Why would xargs ever be shuffled?  There is nothing in DTrace that does that.

> >> Signed-off-by: Nick Alcock <nick.alcock at oracle.com>
> >> ---
> >>  libdtrace/dt_cg.c | 35 ++++++++++++++++++++++++++++++++++-
> >>  libdtrace/dt_cg.h |  1 +
> >>  2 files changed, 35 insertions(+), 1 deletion(-)
> >> 
> >> diff --git a/libdtrace/dt_cg.c b/libdtrace/dt_cg.c
> >> index 39c27ab0ec0b..9709667d97fb 100644
> >> --- a/libdtrace/dt_cg.c
> >> +++ b/libdtrace/dt_cg.c
> >> @@ -831,6 +831,34 @@ dt_cg_tramp_restore_args(dt_pcb_t *pcb)
> >>  	}
> >>  }
> >>  
> >> +/*
> >> + * Remap arguments according to the array of remappings given.  The original
> >
> > Remap -> Map
> > remapping -> mapping
> 
> Done.
> 
> >> + * arguments are overwritten (but saved).
> >
> > Caller should save.
> 
> As far as I can see this is not implementable without massive disruptive
> ugly (or at least pointlessly duplicative) changes, see above.
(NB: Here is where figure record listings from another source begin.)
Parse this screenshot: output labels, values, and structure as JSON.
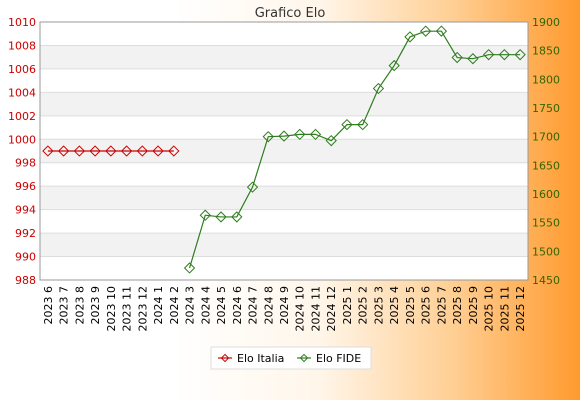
{
  "chart_data": {
    "type": "line",
    "title": "Grafico Elo",
    "categories": [
      "2023 6",
      "2023 7",
      "2023 8",
      "2023 9",
      "2023 10",
      "2023 11",
      "2023 12",
      "2024 1",
      "2024 2",
      "2024 3",
      "2024 4",
      "2024 5",
      "2024 6",
      "2024 7",
      "2024 8",
      "2024 9",
      "2024 10",
      "2024 11",
      "2024 12",
      "2025 1",
      "2025 2",
      "2025 3",
      "2025 4",
      "2025 5",
      "2025 6",
      "2025 7",
      "2025 8",
      "2025 9",
      "2025 10",
      "2025 11",
      "2025 12"
    ],
    "left_axis": {
      "ylim": [
        988,
        1010
      ],
      "ticks": [
        988,
        990,
        992,
        994,
        996,
        998,
        1000,
        1002,
        1004,
        1006,
        1008,
        1010
      ],
      "color": "#cc0000"
    },
    "right_axis": {
      "ylim": [
        1450,
        1900
      ],
      "ticks": [
        1450,
        1500,
        1550,
        1600,
        1650,
        1700,
        1750,
        1800,
        1850,
        1900
      ],
      "color": "#336600"
    },
    "grid": true,
    "legend_position": "bottom",
    "series": [
      {
        "name": "Elo Italia",
        "axis": "left",
        "color": "#cc0000",
        "values": [
          999,
          999,
          999,
          999,
          999,
          999,
          999,
          999,
          999,
          null,
          null,
          null,
          null,
          null,
          null,
          null,
          null,
          null,
          null,
          null,
          null,
          null,
          null,
          null,
          null,
          null,
          null,
          null,
          null,
          null,
          null
        ]
      },
      {
        "name": "Elo FIDE",
        "axis": "right",
        "color": "#2e7d1e",
        "values": [
          null,
          null,
          null,
          null,
          null,
          null,
          null,
          null,
          null,
          1471,
          1563,
          1560,
          1560,
          1612,
          1700,
          1701,
          1704,
          1704,
          1693,
          1721,
          1721,
          1784,
          1824,
          1874,
          1884,
          1884,
          1838,
          1836,
          1843,
          1843,
          1843
        ]
      }
    ]
  }
}
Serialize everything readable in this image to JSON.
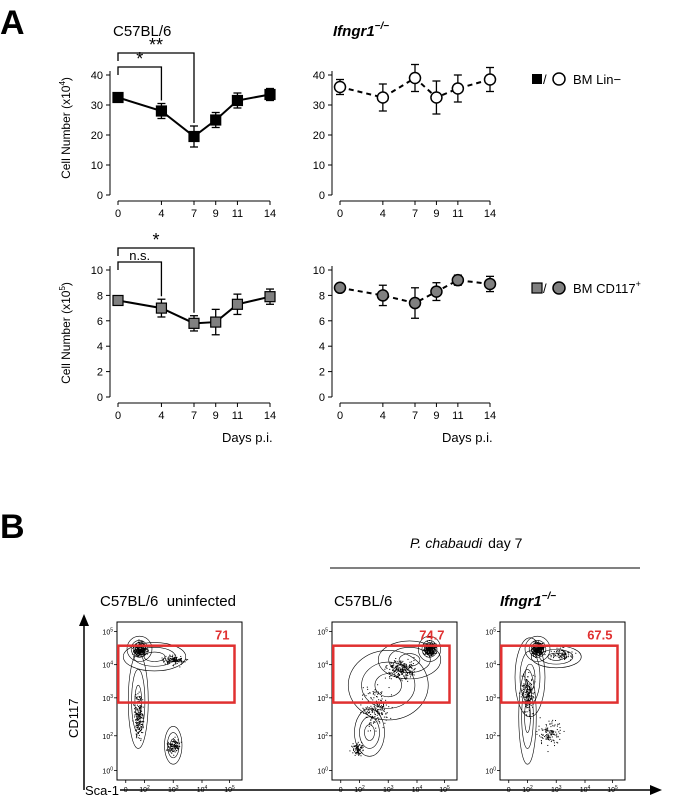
{
  "panel_a": {
    "label": "A",
    "x_label_left": "Days p.i.",
    "x_label_right": "Days p.i.",
    "legend_top": "BM Lin−",
    "legend_bottom": "BM CD117",
    "legend_bottom_sup": "+",
    "legend_sep": "/"
  },
  "panel_b": {
    "label": "B",
    "infection_label": "P. chabaudi",
    "infection_suffix": "day 7",
    "plots": [
      {
        "title": "C57BL/6  uninfected",
        "gate_value": "71"
      },
      {
        "title": "C57BL/6",
        "gate_value": "74.7"
      },
      {
        "title": "Ifngr1",
        "title_sup": "−/−",
        "gate_value": "67.5"
      }
    ],
    "y_axis": "CD117",
    "x_axis": "Sca-1",
    "tick_base": "10",
    "tick_sups": [
      "5",
      "4",
      "3",
      "2",
      "0"
    ],
    "x_tick_sups": [
      "0",
      "2",
      "3",
      "4",
      "5"
    ],
    "gate_color": "#e03030"
  },
  "chart_data": [
    {
      "type": "line",
      "title": "C57BL/6",
      "ylabel": "Cell Number (x10",
      "ylabel_sup": "4",
      "ylabel_close": ")",
      "xlabel": "",
      "ylim": [
        0,
        45
      ],
      "x": [
        0,
        4,
        7,
        9,
        11,
        14
      ],
      "x_ticks": [
        0,
        4,
        7,
        9,
        11,
        14
      ],
      "y_ticks": [
        0,
        10,
        20,
        30,
        40
      ],
      "series": [
        {
          "values": [
            32.5,
            28,
            19.5,
            25,
            31.5,
            33.5
          ],
          "err": [
            1,
            2.5,
            3.5,
            2.5,
            2.5,
            2
          ],
          "marker": "square",
          "fill": "#000000",
          "line": "solid"
        }
      ],
      "annotations": [
        {
          "text": "**",
          "from": 0,
          "to": 7
        },
        {
          "text": "*",
          "from": 0,
          "to": 4
        }
      ]
    },
    {
      "type": "line",
      "title": "Ifngr1",
      "title_sup": "−/−",
      "ylim": [
        0,
        45
      ],
      "x": [
        0,
        4,
        7,
        9,
        11,
        14
      ],
      "x_ticks": [
        0,
        4,
        7,
        9,
        11,
        14
      ],
      "y_ticks": [
        0,
        10,
        20,
        30,
        40
      ],
      "series": [
        {
          "values": [
            36,
            32.5,
            39,
            32.5,
            35.5,
            38.5
          ],
          "err": [
            2.5,
            4.5,
            4.5,
            5.5,
            4.5,
            4
          ],
          "marker": "circle",
          "fill": "#ffffff",
          "line": "dashed"
        }
      ]
    },
    {
      "type": "line",
      "ylabel": "Cell Number (x10",
      "ylabel_sup": "5",
      "ylabel_close": ")",
      "xlabel": "Days p.i.",
      "ylim": [
        0,
        10
      ],
      "x": [
        0,
        4,
        7,
        9,
        11,
        14
      ],
      "x_ticks": [
        0,
        4,
        7,
        9,
        11,
        14
      ],
      "y_ticks": [
        0,
        2,
        4,
        6,
        8,
        10
      ],
      "series": [
        {
          "values": [
            7.6,
            7,
            5.8,
            5.9,
            7.3,
            7.9
          ],
          "err": [
            0.3,
            0.7,
            0.6,
            1,
            0.8,
            0.6
          ],
          "marker": "square",
          "fill": "#808080",
          "line": "solid"
        }
      ],
      "annotations": [
        {
          "text": "*",
          "from": 0,
          "to": 7
        },
        {
          "text": "n.s.",
          "from": 0,
          "to": 4
        }
      ]
    },
    {
      "type": "line",
      "xlabel": "Days p.i.",
      "ylim": [
        0,
        10
      ],
      "x": [
        0,
        4,
        7,
        9,
        11,
        14
      ],
      "x_ticks": [
        0,
        4,
        7,
        9,
        11,
        14
      ],
      "y_ticks": [
        0,
        2,
        4,
        6,
        8,
        10
      ],
      "series": [
        {
          "values": [
            8.6,
            8,
            7.4,
            8.3,
            9.2,
            8.9
          ],
          "err": [
            0.3,
            0.8,
            1.2,
            0.7,
            0.4,
            0.6
          ],
          "marker": "circle",
          "fill": "#808080",
          "line": "dashed"
        }
      ]
    }
  ]
}
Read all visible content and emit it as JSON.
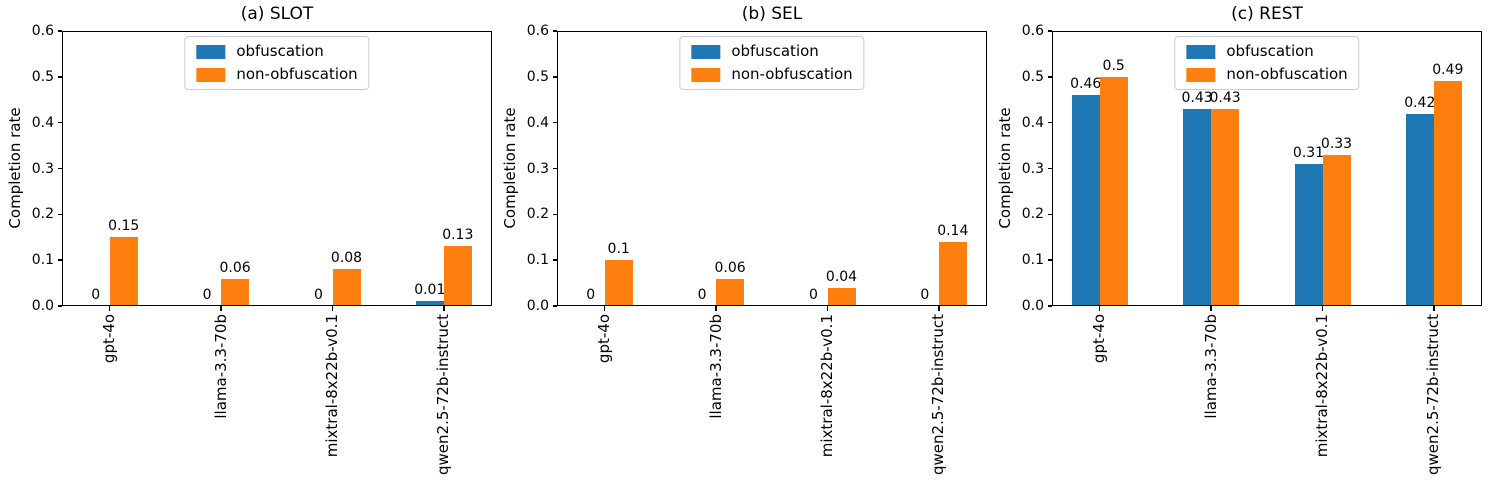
{
  "figure": {
    "ylabel": "Completion rate",
    "yticks": [
      "0.0",
      "0.1",
      "0.2",
      "0.3",
      "0.4",
      "0.5",
      "0.6"
    ],
    "series_colors": [
      "#1f77b4",
      "#ff7f0e"
    ],
    "background_color": "#ffffff",
    "text_color": "#000000"
  },
  "chart_data": [
    {
      "type": "bar",
      "title": "(a) SLOT",
      "ylabel": "Completion rate",
      "ylim": [
        0,
        0.6
      ],
      "grid": false,
      "legend_position": "upper center",
      "bar_value_labels": true,
      "categories": [
        "gpt-4o",
        "llama-3.3-70b",
        "mixtral-8x22b-v0.1",
        "qwen2.5-72b-instruct"
      ],
      "series": [
        {
          "name": "obfuscation",
          "color": "#1f77b4",
          "values": [
            0,
            0,
            0,
            0.01
          ]
        },
        {
          "name": "non-obfuscation",
          "color": "#ff7f0e",
          "values": [
            0.15,
            0.06,
            0.08,
            0.13
          ]
        }
      ]
    },
    {
      "type": "bar",
      "title": "(b) SEL",
      "ylabel": "Completion rate",
      "ylim": [
        0,
        0.6
      ],
      "grid": false,
      "legend_position": "upper center",
      "bar_value_labels": true,
      "categories": [
        "gpt-4o",
        "llama-3.3-70b",
        "mixtral-8x22b-v0.1",
        "qwen2.5-72b-instruct"
      ],
      "series": [
        {
          "name": "obfuscation",
          "color": "#1f77b4",
          "values": [
            0,
            0,
            0,
            0
          ]
        },
        {
          "name": "non-obfuscation",
          "color": "#ff7f0e",
          "values": [
            0.1,
            0.06,
            0.04,
            0.14
          ]
        }
      ]
    },
    {
      "type": "bar",
      "title": "(c) REST",
      "ylabel": "Completion rate",
      "ylim": [
        0,
        0.6
      ],
      "grid": false,
      "legend_position": "upper center",
      "bar_value_labels": true,
      "categories": [
        "gpt-4o",
        "llama-3.3-70b",
        "mixtral-8x22b-v0.1",
        "qwen2.5-72b-instruct"
      ],
      "series": [
        {
          "name": "obfuscation",
          "color": "#1f77b4",
          "values": [
            0.46,
            0.43,
            0.31,
            0.42
          ]
        },
        {
          "name": "non-obfuscation",
          "color": "#ff7f0e",
          "values": [
            0.5,
            0.43,
            0.33,
            0.49
          ]
        }
      ]
    }
  ]
}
It
> doesn't seem to buy us anything, either.

How so?  Just put the dt_cg_tramp_save_args() call in the trampoline right
before you call dt_cg_tramp_map_args().  How is that a massive disruptive ugly
change?

> >> +
> >> +	for (i = 0; i < nremappings; i++) {
> >> +		if (remappings[i] != i) {
> >> +			dt_dprintf("Remap: loading from %i, storing to %i\n", remappings[i], i);
> >
> > I would remove this debugging statement.  We don't really report debugging data
> > at this level anywhere else, really.
> 
> Oops, didn't mean to leave that in.
> 
> >> +			emit(dlp, BPF_LOAD(BPF_DW, BPF_REG_0, BPF_REG_7, DMST_ORIG_ARG(remappings[i])));
> >> +			emit(dlp, BPF_STORE(BPF_DW, BPF_REG_7, DMST_ARG(i), BPF_REG_0));
> >
> > I would add:
> > 			argmap[i] = i;
> > to convert the mapping into a pure i -> i mapping, so no other code will apply
> > argument mapping again.
> 
> I think not: see above.

I think so, above also :)